2023年1月現在では、自動駐車システムや自動運転公共交通システムの実用化にむけて開発されていて、世界各国でタクシーや配送業みたいなサービスカー向けの実証実験が行われ、その枠組みの中で商用化をしている企業もいます。

レベル5:完全自動化

これまで人間が行ってきた運転操作は、すべての領域で制御できることが求められます。

みんながイメージするような自動運転がこれになると思います。

とはいえ、道路が冠水していたり、橋が崩壊していたりするような、”普通の車”ではまともに走行できない状況までは制御し続けることまでは求められません。

2023年1月現在、このレベルについて取り扱っている団体はほぼ存在しません。

求められる技術力が高いのも理由ですが、法律、社会受容性、倫理上の問題といった課題があり、レベル4ですら十分に議論しきれていない段階にあるためです。

なぜADASが自動運転レベルにあるの?


運転支援システムがレベルに入っている理由は、乗用車向けの自動車は運転支援システムを進化させて自動運転を開発していく流れになっているからです。

1990年代、日本、アメリカ、ヨーロッパで、ITS(高度道路交通システム)に自動運転技術を取り入れて交通事故や渋滞を無くそうとする計画が立ち上がり、高速道路を使った大規模な実験まで行いわれました。

実験自体はうまくいったのですが、いろいろ課題があってすぐに実現できないと判断されてしまい、2000年頃にはいずれの計画も凍結または縮小されてしまいました。

その一方、自動運転技術をドライバーの運転をサポートする機能としてなら使えるんじゃない?

となり、”先進的な”運転支援システム=ADAS(先進運転支援システム)として登場。
運転支援システムを発展させて自動運転を開発しようという流れになっていきました。

自動運転レベルの問題点


ただ、自動運転レベルにも問題点があります。
先ほど、私は自動運転レベル3の説明について、こう書きました。

“レベル3からは作動できる領域が限られるものの、運転機能の認知、判断、操作すべて自動になります。
なので、ドライバーは操作はもちろん、周囲の環境やシステムの動作の監視をする必要はありません。”

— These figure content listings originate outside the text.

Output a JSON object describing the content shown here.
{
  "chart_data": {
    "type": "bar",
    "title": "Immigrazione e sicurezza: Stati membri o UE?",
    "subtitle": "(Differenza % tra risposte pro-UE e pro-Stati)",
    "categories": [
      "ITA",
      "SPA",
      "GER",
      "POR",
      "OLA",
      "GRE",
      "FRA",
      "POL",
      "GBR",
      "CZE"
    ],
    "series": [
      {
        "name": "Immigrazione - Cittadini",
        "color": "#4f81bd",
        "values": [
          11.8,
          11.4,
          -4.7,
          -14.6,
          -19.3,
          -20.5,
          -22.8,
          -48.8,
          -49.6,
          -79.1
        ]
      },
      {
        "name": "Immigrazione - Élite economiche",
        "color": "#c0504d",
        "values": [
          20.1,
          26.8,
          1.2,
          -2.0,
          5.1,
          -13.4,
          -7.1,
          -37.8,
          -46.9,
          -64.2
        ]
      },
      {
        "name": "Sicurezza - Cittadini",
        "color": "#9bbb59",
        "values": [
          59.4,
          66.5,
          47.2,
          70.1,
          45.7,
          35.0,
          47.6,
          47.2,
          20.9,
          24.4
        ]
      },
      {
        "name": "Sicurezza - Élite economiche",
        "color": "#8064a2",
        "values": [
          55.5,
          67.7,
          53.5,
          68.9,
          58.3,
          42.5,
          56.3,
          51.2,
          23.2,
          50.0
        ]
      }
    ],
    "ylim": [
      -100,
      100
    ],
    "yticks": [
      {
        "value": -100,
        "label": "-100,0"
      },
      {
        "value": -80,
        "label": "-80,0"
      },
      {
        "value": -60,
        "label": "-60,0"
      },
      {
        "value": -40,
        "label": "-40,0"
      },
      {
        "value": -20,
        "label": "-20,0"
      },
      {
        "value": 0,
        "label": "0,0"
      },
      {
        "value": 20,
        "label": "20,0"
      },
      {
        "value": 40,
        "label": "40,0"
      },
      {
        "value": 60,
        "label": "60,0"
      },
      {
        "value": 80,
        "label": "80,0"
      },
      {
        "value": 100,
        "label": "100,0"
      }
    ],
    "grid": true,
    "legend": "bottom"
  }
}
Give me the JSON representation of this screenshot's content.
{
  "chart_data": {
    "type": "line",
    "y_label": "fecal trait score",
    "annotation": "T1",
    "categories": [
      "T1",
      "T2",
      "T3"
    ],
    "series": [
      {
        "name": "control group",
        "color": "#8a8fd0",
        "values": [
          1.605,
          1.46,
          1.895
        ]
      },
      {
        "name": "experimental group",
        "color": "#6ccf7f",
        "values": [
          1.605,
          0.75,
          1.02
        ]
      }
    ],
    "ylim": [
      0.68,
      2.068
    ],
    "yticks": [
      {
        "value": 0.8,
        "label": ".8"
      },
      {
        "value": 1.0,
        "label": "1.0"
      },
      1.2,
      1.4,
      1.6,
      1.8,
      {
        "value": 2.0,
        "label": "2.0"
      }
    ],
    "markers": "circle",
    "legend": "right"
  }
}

これだけ見ると、”自動運転中に事故を起こしてもドライバーは一切の責任を取らなくても良い”と誤解する人がいると思います。
2020年4月1日、日本で自動運転レベル3が公道を走れるように法改正されました。

この法改正の中では、「自動運転システム(法律上は”自動運行装置”)の使用はドライバーが運転することと同じ」という解釈がされています。

つまり、事故が自動運転中に起きたからといって、ドライバーに責任がないわけではありません。

例えば、前を走行している車が急ブレーキをかけ、こちらのブレーキが間に合わずにぶつかってしまった時、自動運転中だったからと言ってもドライバーに対して責任が問われる可能性があります。


このように、SAEの定義と法律上での取り扱いが一致しておらず、混乱を招く可能性があります。